Madison Coe, a 14-year-old from Texas, was at her father’s home in New Mexico. Her family says she either plugged her phone into an outlet, or grabbed it while it was charging as she sat in the tub.
Coe’s father found his daughter in the tub with a burn mark on her hand where she grabbed her phone.
Dr. Josh Green, an emergency room physician, says the teen likely suffered an arrhythmia, or an irregular heartbeat.
“In the case of the child that died, when her cell phone, which was plugged in, fell into the bathtub, that electric current went into the water, it very likely stopped her heart,” said Green.
He says it could happen to anyone, especially with the constant use of electronic devices.

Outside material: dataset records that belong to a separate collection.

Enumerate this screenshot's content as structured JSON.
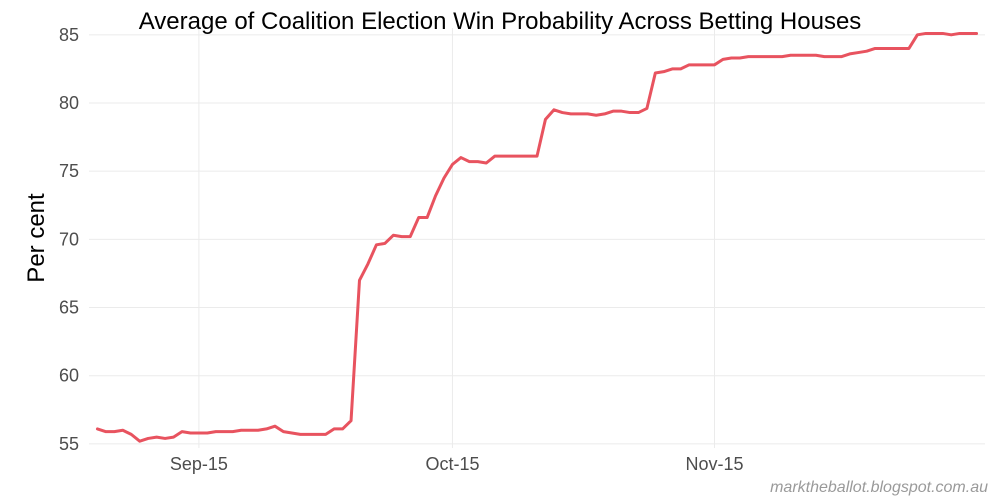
{
  "chart_data": {
    "type": "line",
    "title": "Average of Coalition Election Win Probability Across Betting Houses",
    "xlabel": "",
    "ylabel": "Per cent",
    "ylim": [
      54.7,
      85.5
    ],
    "xlim": [
      "2015-08-19",
      "2015-12-03"
    ],
    "grid": true,
    "y_ticks": [
      55,
      60,
      65,
      70,
      75,
      80,
      85
    ],
    "x_ticks": [
      {
        "date": "2015-09-01",
        "label": "Sep-15"
      },
      {
        "date": "2015-10-01",
        "label": "Oct-15"
      },
      {
        "date": "2015-11-01",
        "label": "Nov-15"
      }
    ],
    "series": [
      {
        "color": "#e8535f",
        "points": [
          [
            "2015-08-20",
            56.1
          ],
          [
            "2015-08-21",
            55.9
          ],
          [
            "2015-08-22",
            55.9
          ],
          [
            "2015-08-23",
            56.0
          ],
          [
            "2015-08-24",
            55.7
          ],
          [
            "2015-08-25",
            55.2
          ],
          [
            "2015-08-26",
            55.4
          ],
          [
            "2015-08-27",
            55.5
          ],
          [
            "2015-08-28",
            55.4
          ],
          [
            "2015-08-29",
            55.5
          ],
          [
            "2015-08-30",
            55.9
          ],
          [
            "2015-08-31",
            55.8
          ],
          [
            "2015-09-01",
            55.8
          ],
          [
            "2015-09-02",
            55.8
          ],
          [
            "2015-09-03",
            55.9
          ],
          [
            "2015-09-04",
            55.9
          ],
          [
            "2015-09-05",
            55.9
          ],
          [
            "2015-09-06",
            56.0
          ],
          [
            "2015-09-07",
            56.0
          ],
          [
            "2015-09-08",
            56.0
          ],
          [
            "2015-09-09",
            56.1
          ],
          [
            "2015-09-10",
            56.3
          ],
          [
            "2015-09-11",
            55.9
          ],
          [
            "2015-09-12",
            55.8
          ],
          [
            "2015-09-13",
            55.7
          ],
          [
            "2015-09-14",
            55.7
          ],
          [
            "2015-09-15",
            55.7
          ],
          [
            "2015-09-16",
            55.7
          ],
          [
            "2015-09-17",
            56.1
          ],
          [
            "2015-09-18",
            56.1
          ],
          [
            "2015-09-19",
            56.7
          ],
          [
            "2015-09-20",
            67.0
          ],
          [
            "2015-09-21",
            68.2
          ],
          [
            "2015-09-22",
            69.6
          ],
          [
            "2015-09-23",
            69.7
          ],
          [
            "2015-09-24",
            70.3
          ],
          [
            "2015-09-25",
            70.2
          ],
          [
            "2015-09-26",
            70.2
          ],
          [
            "2015-09-27",
            71.6
          ],
          [
            "2015-09-28",
            71.6
          ],
          [
            "2015-09-29",
            73.2
          ],
          [
            "2015-09-30",
            74.5
          ],
          [
            "2015-10-01",
            75.5
          ],
          [
            "2015-10-02",
            76.0
          ],
          [
            "2015-10-03",
            75.7
          ],
          [
            "2015-10-04",
            75.7
          ],
          [
            "2015-10-05",
            75.6
          ],
          [
            "2015-10-06",
            76.1
          ],
          [
            "2015-10-07",
            76.1
          ],
          [
            "2015-10-08",
            76.1
          ],
          [
            "2015-10-09",
            76.1
          ],
          [
            "2015-10-10",
            76.1
          ],
          [
            "2015-10-11",
            76.1
          ],
          [
            "2015-10-12",
            78.8
          ],
          [
            "2015-10-13",
            79.5
          ],
          [
            "2015-10-14",
            79.3
          ],
          [
            "2015-10-15",
            79.2
          ],
          [
            "2015-10-16",
            79.2
          ],
          [
            "2015-10-17",
            79.2
          ],
          [
            "2015-10-18",
            79.1
          ],
          [
            "2015-10-19",
            79.2
          ],
          [
            "2015-10-20",
            79.4
          ],
          [
            "2015-10-21",
            79.4
          ],
          [
            "2015-10-22",
            79.3
          ],
          [
            "2015-10-23",
            79.3
          ],
          [
            "2015-10-24",
            79.6
          ],
          [
            "2015-10-25",
            82.2
          ],
          [
            "2015-10-26",
            82.3
          ],
          [
            "2015-10-27",
            82.5
          ],
          [
            "2015-10-28",
            82.5
          ],
          [
            "2015-10-29",
            82.8
          ],
          [
            "2015-10-30",
            82.8
          ],
          [
            "2015-10-31",
            82.8
          ],
          [
            "2015-11-01",
            82.8
          ],
          [
            "2015-11-02",
            83.2
          ],
          [
            "2015-11-03",
            83.3
          ],
          [
            "2015-11-04",
            83.3
          ],
          [
            "2015-11-05",
            83.4
          ],
          [
            "2015-11-06",
            83.4
          ],
          [
            "2015-11-07",
            83.4
          ],
          [
            "2015-11-08",
            83.4
          ],
          [
            "2015-11-09",
            83.4
          ],
          [
            "2015-11-10",
            83.5
          ],
          [
            "2015-11-11",
            83.5
          ],
          [
            "2015-11-12",
            83.5
          ],
          [
            "2015-11-13",
            83.5
          ],
          [
            "2015-11-14",
            83.4
          ],
          [
            "2015-11-15",
            83.4
          ],
          [
            "2015-11-16",
            83.4
          ],
          [
            "2015-11-17",
            83.6
          ],
          [
            "2015-11-18",
            83.7
          ],
          [
            "2015-11-19",
            83.8
          ],
          [
            "2015-11-20",
            84.0
          ],
          [
            "2015-11-21",
            84.0
          ],
          [
            "2015-11-22",
            84.0
          ],
          [
            "2015-11-23",
            84.0
          ],
          [
            "2015-11-24",
            84.0
          ],
          [
            "2015-11-25",
            85.0
          ],
          [
            "2015-11-26",
            85.1
          ],
          [
            "2015-11-27",
            85.1
          ],
          [
            "2015-11-28",
            85.1
          ],
          [
            "2015-11-29",
            85.0
          ],
          [
            "2015-11-30",
            85.1
          ],
          [
            "2015-12-01",
            85.1
          ],
          [
            "2015-12-02",
            85.1
          ]
        ]
      }
    ]
  },
  "caption": "marktheballot.blogspot.com.au"
}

“Very likely because the phone was plugged in, it was still having an electrical current come through the wire. It went to the water. That’s why you don’t want any electrical devices: hair curling irons, a cell phone plugged in, a computer plugged in. Don’t do that near water. You can have one of these tragic outcomes,” said Green.
Richard Bornder, a Chaminade University professor of anthropology and geology, says the tragedy is “very symptomatic of the generation she’s in, where basically apps and phones are reality. You see the world through what you see through your phone. Therefore, that becomes central to life.”
Behavioral sciences professor Darren Iwamoto considers it an addiction.
“I realized that’s not an uncommon thing in a sense,: Iwamoto said. “In a lot of ways, when the battery goes low, the first thing people want to do is charge it. They don’t want to lose their place in the news feed of Facebook or Instagram.”
Iwamoto urges parents and adults to disconnect from time to time.
“Teach our younger generation moderation,” said Iwamoto. “It’s about impulse control, taking care of what needs to be done now. It’s about respecting your priority list.”